Cour Administrative d'Appel de Nancy — Décision N° CAA54-23NC00398

mardi 12 mars 2024

JuridictionCour Administrative d'Appel de Nancy
SectionCour Administrative d'Appel de Nancy
N° DossierCAA54-23NC00398
TypeDécision
Recoursexcès de pouvoir
PublicationC
Formation4ème chambre - formation à 3
Avocat requérantGABON

Texte intégral

Vu la procédure suivante :

Procédure contentieuse antérieure :

M. C A a demandé au tribunal administratif de Châlons-en-Champagne d'annuler l'arrêté du 26 novembre 2021 par lequel le préfet de la Marne l'a obligé à quitter le territoire français sans délai, a fixé le pays de destination et l'a interdit de retour sur le territoire français pour une durée d'un an.

Par un jugement n° 2102598 du 6 janvier 2022, le président du tribunal administratif de Châlons-en-Champagne a rejeté sa demande.
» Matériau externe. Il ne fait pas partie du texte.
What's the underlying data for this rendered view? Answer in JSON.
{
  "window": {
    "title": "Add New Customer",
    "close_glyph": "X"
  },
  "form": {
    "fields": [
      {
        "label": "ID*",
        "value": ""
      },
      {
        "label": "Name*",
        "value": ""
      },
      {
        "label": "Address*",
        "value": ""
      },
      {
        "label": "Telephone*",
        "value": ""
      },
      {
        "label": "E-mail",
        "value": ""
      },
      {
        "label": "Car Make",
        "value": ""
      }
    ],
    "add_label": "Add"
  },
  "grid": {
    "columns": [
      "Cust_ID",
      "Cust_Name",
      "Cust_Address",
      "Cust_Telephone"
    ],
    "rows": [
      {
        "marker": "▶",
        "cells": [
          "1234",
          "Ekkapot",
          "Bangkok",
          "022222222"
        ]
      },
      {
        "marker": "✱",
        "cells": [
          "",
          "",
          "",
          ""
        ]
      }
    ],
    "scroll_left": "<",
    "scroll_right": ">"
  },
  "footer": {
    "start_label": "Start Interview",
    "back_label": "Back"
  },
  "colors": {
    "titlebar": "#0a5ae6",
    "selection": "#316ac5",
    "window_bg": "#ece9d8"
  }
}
Procédure devant la cour :

Par une requête enregistrée le 7 février 2023, M. A, représenté par Me Gabon, demande à la cour :

1°) d'annuler le jugement n° 2102598 du 6 janvier 2022 du président du tribunal administratif de Châlons-en-Champagne ;

2°) d'annuler l'arrêté du 26 novembre 2021 par lequel le préfet de la Marne l'a obligé à quitter le territoire français sans délai, a fixé le pays de destination et l'a interdit de retour sur le territoire français pour une durée d'un an ;

3°) d'enjoindre au préfet de la Marne de lui délivrer un titre de séjour portant la mention " vie privée et familiale " à compter de la décision à intervenir, sous astreinte de cent euros par jour de retard ;

4°) de mettre à la charge de l'Etat une somme de 2 500 euros, à verser à son conseil, au titre de l'article L. 761-1 du code de justice administrative et de l'article 37 de la loi du 10 juillet 1991.

Il soutient que :

- l'arrêté a été pris par une autorité incompétente ;

- il est insuffisamment motivé ; il ne tient pas compte de son insertion dans la société française et de la présence en France de sa compagne ;

- le préfet n'a pas procédé à un examen approfondi de sa situation ; il ne fait aucunement référence à l'accord franco-marocain dans l'analyse de sa situation ;

- l'arrêté méconnaît les stipulations de l'article 41 de la charte des droits fondamentaux de l'Union européenne ;

- préalablement à l'arrêté contesté, il n'a pas été assisté d'un interprète afin de formuler ses observations, en méconnaissance des articles L. 141-2 et L. 141-3 du code de l'entrée et du séjour des étrangers et du droit d'asile ;

- il n'a pas été informé des éléments prévus par les articles L. 613-3, L. 613-4

et L. 613-5 du code de l'entrée et du séjour des étrangers et du droit d'asile, ni, le cas échéant, en présence d'un interprète ;

- l'arrêté méconnaît les stipulations des articles 3, 5, 6, 7 de l'accord franco-marocain et les dispositions des articles L. 426-21, L. 431-2, L. 423-23 et L. 435-1 du code de l'entrée et du séjour des étrangers et du droit d'asile relatifs aux titres de séjour ;

- l'arrêté méconnaît les stipulations de l'article 8 de la convention européenne de sauvegarde des droits de l'homme et des libertés fondamentales ; sa compagne, qui est en situation de handicap, a besoin de lui à ses côtés ;

- il est entaché d'erreur manifeste d'appréciation dès lors que ses décisions sont de nature à comporter des conséquences d'une gravité exceptionnelle sur sa situation personnelle ;

- il méconnaît les stipulations de l'article 3 de la convention européenne de sauvegarde des droits de l'homme et des libertés fondamentales ;

- la décision portant fixation du pays de destination ne détermine pas précisément le pays à destination duquel il devra être reconduit ;

- il méconnaît les dispositions des articles L. 612-6, L. 612-9 et L. 612-10 du code de l'entrée et du séjour des étrangers et du droit d'asile ;

- l'interdiction de retour sur le territoire français méconnaît le droit de son enfant mineur à sa vie privée et familiale normale.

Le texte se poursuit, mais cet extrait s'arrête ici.